Montgomery County, Md. is big and sprawling, built out at the height of suburbanization. This presents problems when it comes to encouraging transit, and even more so for walking and biking.
Fortunately, the county has a long history of implementing transportation demand management (TDM) programs to encourage public transit and other alternatives.
Due to its size and nature—a million people in nearly 500 square miles—Montgomery County must be selective. The county has long worked on developing urban centers and has designated six Transportation Management Districts (TMDs) to implement TDM in key areas with dense populations, as well as job and transit centers.
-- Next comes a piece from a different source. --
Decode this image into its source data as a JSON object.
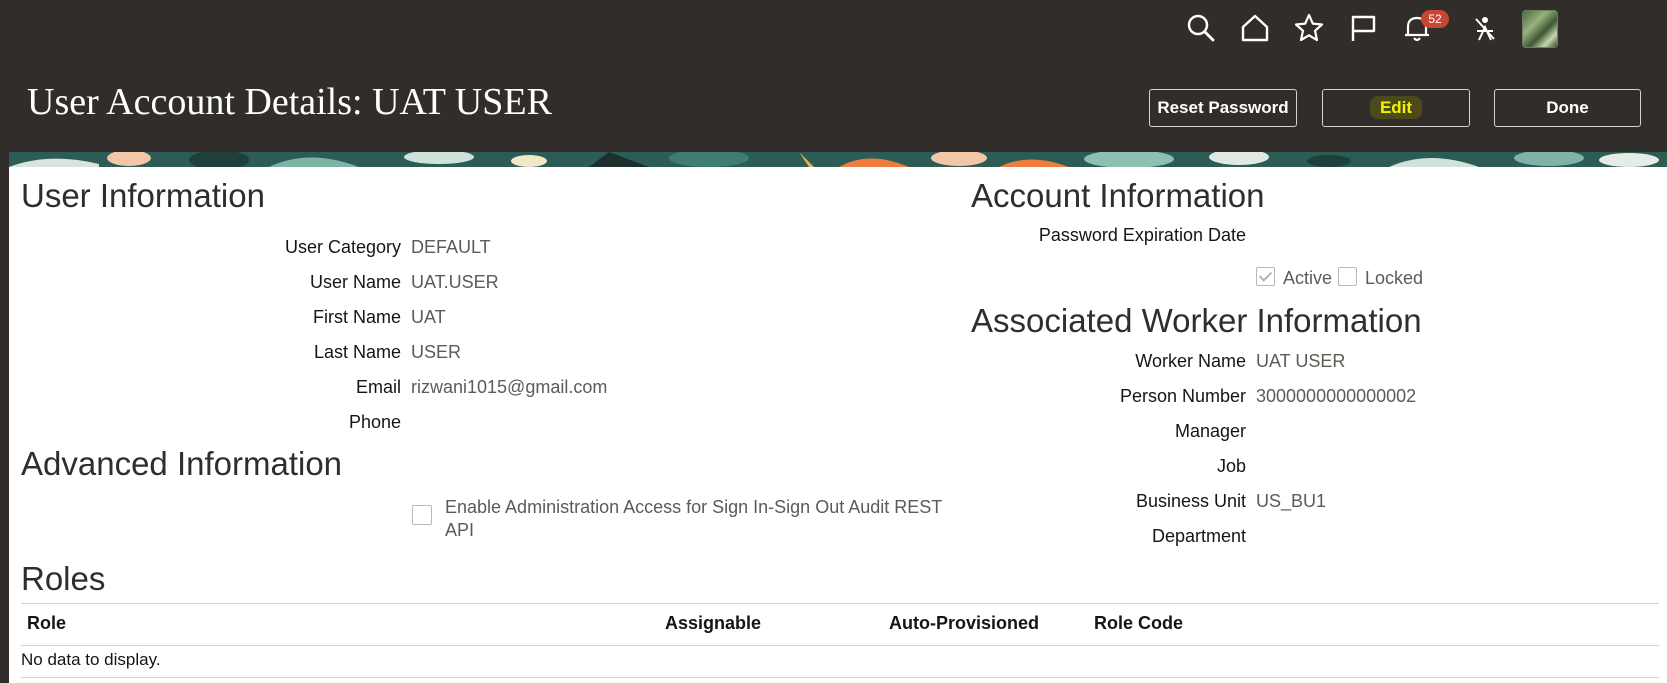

Montgomery County does have a history of forward-looking regarding transit and smart growth, beginning with the “wedges and corridors” plan in 1964 that helped preserve agricultural areas. Furthermore, the county includes important portions of the greater Washington, D.C. Metrorail system, as well as an award-winning local bus network.
Despite this, Montgomery County consistently has some of the worst traffic in the nation, along with the entire D.C. region.
The TMD areas are designated and operated by the county, but with local input and participation. (For those readers who might be confused, TDM is the policy while TMDs are the areas that manage TDM.)
However, at least two districts, White Oak and White Flint, have had residents actively lobby for measures to reduce traffic and increase transit, on the way to more density and walkability. (The White Oak TMD, however, is not yet funded.)